CHRISTOPHER CLARK: „WILHELM II."

Nach seinem brillanten Werk über den Staat Preußen liegt nun ein weiteres Meisterwerk des in Cambridge lehrenden australischen Historikers Christopher Clark vor, in dem dieser sich der Entdämonisierung des selbst von vielen Wissenschaftlern als Auslöser der großen Katastrophe des 20. Jahrhunderts gebrandmarkten Monarchen widmet: „Wilhelm II. Die Herrschaft des letzten deutschen Kaisers".

Im Vorwort zur deutschen Ausgabe betont Clark, dass es ihm nicht um eine Rehabilitierung ging, doch wolle er „Verunglimpfung und Verständnis wieder in die richtige Balance bringen". Dazu zeigt er zunächst die bereits mitprägende Problematik des jungen Wilhelm auf, der zwischen dem regierenden erzkonservativen Großvater Wilhelm I. - ab 1862 preußischer König und ab 1871 Deutscher Kaiser – und seinem liberalen Vater Friedrich Wilhelm hin- und hergerissen war und sich bald ganz dem im alten Denken verhafteten Flügel zuwandte.

Andererseits führte die von der anglophilen Mutter geförderte Schulerziehung dazu, dass Wilhelm ein militärischer Dilettant blieb, was seine Rolle im späteren Weltkrieg zusätzlich belasten sollte.

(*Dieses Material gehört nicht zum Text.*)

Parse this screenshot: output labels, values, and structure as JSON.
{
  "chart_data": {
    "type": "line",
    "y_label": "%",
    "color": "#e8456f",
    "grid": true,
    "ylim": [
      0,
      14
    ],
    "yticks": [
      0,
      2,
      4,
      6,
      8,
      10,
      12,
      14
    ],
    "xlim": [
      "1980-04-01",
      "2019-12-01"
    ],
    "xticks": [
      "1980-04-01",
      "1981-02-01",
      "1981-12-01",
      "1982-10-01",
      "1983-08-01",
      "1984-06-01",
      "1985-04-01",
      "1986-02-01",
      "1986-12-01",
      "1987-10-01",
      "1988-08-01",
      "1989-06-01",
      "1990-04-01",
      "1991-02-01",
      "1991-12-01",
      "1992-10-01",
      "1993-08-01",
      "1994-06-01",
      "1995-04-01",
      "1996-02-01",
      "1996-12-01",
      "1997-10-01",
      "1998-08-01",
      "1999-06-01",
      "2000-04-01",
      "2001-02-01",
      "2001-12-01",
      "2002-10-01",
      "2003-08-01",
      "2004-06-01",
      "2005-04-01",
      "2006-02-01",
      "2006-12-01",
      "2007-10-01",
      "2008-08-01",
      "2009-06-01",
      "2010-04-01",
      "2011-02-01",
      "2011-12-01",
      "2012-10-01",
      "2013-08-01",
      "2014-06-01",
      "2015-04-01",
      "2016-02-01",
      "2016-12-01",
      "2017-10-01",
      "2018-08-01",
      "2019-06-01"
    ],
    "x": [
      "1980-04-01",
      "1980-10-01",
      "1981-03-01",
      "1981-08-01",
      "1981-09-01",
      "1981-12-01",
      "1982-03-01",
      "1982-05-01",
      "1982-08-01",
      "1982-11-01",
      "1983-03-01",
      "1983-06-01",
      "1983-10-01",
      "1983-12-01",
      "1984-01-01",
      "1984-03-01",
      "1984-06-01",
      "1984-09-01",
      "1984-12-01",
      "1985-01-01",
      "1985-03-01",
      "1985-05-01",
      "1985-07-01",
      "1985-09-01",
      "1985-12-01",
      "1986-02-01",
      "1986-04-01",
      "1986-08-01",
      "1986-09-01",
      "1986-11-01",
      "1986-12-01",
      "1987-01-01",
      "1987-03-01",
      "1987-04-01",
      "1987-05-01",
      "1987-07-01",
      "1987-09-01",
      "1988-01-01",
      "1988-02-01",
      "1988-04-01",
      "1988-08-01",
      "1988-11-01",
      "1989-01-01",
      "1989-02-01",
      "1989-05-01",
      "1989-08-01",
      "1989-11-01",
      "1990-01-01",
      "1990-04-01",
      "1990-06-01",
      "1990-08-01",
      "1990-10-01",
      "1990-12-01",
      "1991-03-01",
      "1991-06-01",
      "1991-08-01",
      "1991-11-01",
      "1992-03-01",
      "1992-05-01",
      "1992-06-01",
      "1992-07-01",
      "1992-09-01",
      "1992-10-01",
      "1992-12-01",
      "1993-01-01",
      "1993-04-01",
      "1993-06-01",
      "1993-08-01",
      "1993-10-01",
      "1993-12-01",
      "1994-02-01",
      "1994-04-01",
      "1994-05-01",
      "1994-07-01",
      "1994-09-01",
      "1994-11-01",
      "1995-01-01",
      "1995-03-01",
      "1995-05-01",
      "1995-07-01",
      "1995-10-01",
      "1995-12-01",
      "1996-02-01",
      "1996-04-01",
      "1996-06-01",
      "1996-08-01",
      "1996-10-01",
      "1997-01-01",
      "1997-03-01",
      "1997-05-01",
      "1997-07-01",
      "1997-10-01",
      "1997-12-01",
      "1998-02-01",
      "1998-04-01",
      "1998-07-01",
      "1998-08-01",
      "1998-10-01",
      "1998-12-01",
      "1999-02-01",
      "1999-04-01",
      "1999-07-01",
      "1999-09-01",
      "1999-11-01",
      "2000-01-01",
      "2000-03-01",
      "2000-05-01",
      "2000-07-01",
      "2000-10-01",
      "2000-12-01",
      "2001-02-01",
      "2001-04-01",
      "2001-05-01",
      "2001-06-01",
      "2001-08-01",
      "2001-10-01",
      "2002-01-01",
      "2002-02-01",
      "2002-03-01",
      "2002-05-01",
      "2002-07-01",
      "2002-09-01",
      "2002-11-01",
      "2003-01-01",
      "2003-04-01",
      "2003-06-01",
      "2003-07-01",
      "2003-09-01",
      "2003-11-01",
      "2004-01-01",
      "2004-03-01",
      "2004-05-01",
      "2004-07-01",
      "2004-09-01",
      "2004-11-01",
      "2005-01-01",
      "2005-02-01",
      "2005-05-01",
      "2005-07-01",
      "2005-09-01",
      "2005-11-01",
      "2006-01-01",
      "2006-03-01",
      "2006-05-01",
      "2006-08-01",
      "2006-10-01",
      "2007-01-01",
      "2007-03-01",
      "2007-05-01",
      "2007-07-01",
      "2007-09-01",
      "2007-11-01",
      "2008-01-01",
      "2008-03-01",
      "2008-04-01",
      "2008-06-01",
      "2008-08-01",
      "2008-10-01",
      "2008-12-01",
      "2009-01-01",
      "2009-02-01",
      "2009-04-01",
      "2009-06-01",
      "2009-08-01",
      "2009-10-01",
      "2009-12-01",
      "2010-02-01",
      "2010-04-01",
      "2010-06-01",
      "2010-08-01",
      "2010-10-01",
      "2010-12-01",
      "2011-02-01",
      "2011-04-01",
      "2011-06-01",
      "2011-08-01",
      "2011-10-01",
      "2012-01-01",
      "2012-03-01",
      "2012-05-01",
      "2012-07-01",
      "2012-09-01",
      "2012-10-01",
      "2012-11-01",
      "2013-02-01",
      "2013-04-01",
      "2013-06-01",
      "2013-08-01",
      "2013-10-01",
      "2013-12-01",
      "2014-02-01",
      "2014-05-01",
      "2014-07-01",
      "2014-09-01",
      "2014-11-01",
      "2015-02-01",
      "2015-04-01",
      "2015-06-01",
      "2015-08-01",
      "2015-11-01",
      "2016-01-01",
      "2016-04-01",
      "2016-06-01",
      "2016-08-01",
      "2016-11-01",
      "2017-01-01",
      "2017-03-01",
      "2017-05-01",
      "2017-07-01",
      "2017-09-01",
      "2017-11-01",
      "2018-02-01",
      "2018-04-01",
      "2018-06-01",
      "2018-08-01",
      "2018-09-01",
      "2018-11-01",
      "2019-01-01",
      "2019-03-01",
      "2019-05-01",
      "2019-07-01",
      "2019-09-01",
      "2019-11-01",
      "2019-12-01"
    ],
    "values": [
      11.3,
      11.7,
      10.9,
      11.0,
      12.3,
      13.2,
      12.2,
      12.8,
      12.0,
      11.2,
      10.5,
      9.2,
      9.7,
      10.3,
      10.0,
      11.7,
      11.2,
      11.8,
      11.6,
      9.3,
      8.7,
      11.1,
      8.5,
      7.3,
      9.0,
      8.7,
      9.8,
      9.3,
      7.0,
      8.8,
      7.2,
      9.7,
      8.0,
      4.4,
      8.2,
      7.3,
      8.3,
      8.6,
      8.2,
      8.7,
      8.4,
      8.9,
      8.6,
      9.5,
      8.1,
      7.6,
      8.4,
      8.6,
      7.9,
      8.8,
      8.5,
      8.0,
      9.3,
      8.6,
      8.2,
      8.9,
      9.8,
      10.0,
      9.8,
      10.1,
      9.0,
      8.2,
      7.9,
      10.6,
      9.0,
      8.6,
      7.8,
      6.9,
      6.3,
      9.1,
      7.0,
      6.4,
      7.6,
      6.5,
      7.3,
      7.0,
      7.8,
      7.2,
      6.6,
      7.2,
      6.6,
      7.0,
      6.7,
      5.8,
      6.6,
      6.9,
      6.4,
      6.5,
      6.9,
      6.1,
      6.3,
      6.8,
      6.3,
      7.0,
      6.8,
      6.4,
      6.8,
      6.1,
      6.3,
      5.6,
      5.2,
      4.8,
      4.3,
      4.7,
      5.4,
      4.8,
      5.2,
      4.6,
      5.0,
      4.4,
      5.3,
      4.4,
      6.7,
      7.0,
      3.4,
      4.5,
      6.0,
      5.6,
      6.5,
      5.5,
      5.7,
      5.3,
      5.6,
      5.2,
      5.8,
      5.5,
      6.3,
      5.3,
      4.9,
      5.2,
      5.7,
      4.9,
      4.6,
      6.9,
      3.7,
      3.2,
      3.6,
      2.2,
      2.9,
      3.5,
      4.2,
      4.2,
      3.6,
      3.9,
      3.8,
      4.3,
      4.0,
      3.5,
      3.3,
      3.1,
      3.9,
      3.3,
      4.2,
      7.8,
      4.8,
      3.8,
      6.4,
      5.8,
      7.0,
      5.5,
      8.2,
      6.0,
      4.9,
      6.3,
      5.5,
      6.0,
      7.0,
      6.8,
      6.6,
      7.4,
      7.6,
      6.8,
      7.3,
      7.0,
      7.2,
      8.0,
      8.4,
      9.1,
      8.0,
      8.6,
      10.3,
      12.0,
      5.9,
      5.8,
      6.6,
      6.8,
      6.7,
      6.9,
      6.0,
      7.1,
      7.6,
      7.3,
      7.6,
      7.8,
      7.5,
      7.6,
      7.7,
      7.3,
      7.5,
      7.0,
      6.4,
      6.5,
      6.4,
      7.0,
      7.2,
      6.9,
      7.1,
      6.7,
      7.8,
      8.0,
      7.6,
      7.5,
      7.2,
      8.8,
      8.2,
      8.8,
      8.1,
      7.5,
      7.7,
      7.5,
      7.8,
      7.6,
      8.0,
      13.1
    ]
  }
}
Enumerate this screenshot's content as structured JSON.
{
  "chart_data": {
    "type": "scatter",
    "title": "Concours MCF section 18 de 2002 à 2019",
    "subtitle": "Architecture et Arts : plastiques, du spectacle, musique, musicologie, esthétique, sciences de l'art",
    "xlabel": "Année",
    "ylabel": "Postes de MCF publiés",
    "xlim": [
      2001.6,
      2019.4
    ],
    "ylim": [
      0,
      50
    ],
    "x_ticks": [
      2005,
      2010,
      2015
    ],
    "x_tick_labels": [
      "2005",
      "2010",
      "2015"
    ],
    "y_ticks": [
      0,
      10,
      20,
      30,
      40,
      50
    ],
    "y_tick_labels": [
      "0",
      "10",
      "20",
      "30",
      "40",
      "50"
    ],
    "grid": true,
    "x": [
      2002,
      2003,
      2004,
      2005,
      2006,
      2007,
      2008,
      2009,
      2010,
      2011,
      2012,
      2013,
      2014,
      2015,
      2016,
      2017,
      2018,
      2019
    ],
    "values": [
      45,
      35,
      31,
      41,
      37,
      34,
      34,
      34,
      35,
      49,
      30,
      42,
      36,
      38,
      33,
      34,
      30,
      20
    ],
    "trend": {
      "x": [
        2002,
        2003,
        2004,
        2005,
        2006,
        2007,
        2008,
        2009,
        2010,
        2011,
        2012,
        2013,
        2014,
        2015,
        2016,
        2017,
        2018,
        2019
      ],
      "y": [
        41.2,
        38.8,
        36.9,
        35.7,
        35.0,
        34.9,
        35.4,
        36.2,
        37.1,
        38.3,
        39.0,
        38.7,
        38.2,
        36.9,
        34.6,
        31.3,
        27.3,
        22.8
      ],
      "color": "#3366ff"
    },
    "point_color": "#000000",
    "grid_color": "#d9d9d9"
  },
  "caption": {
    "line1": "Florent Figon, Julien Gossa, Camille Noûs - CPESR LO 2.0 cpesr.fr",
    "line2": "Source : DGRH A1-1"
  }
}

Vorerst aber verstärkten die zunehmenden Gegensätze zwischen ihm und seinen Eltern die Entwicklung seiner wankelmütigen, narzisstischen und zugleich überempfindlichen und nach Anerkennung lechzenden Persönlichkeit. Als Wilhelm 1888 nach dem 99-Tage-Interregnum seines krebskranken Vaters auf den Thron gelangt, ist die Stellung des deutschen Kaisers verfassungsmäßig weniger stark, als dem 29-Jährigen bewusst ist, doch dem nach persönlicher Machtausübung gierenden politischen Schüler des Reichskanzlers und preußischen Ministerpräsidenten Otto von Bismarck gelingt bereits 1892 das einzige wirkliche politische Kunststück seiner Regentschaft, als er den scheinbar allmächtigen Eisernen Kanzler in den Rücktritt treibt.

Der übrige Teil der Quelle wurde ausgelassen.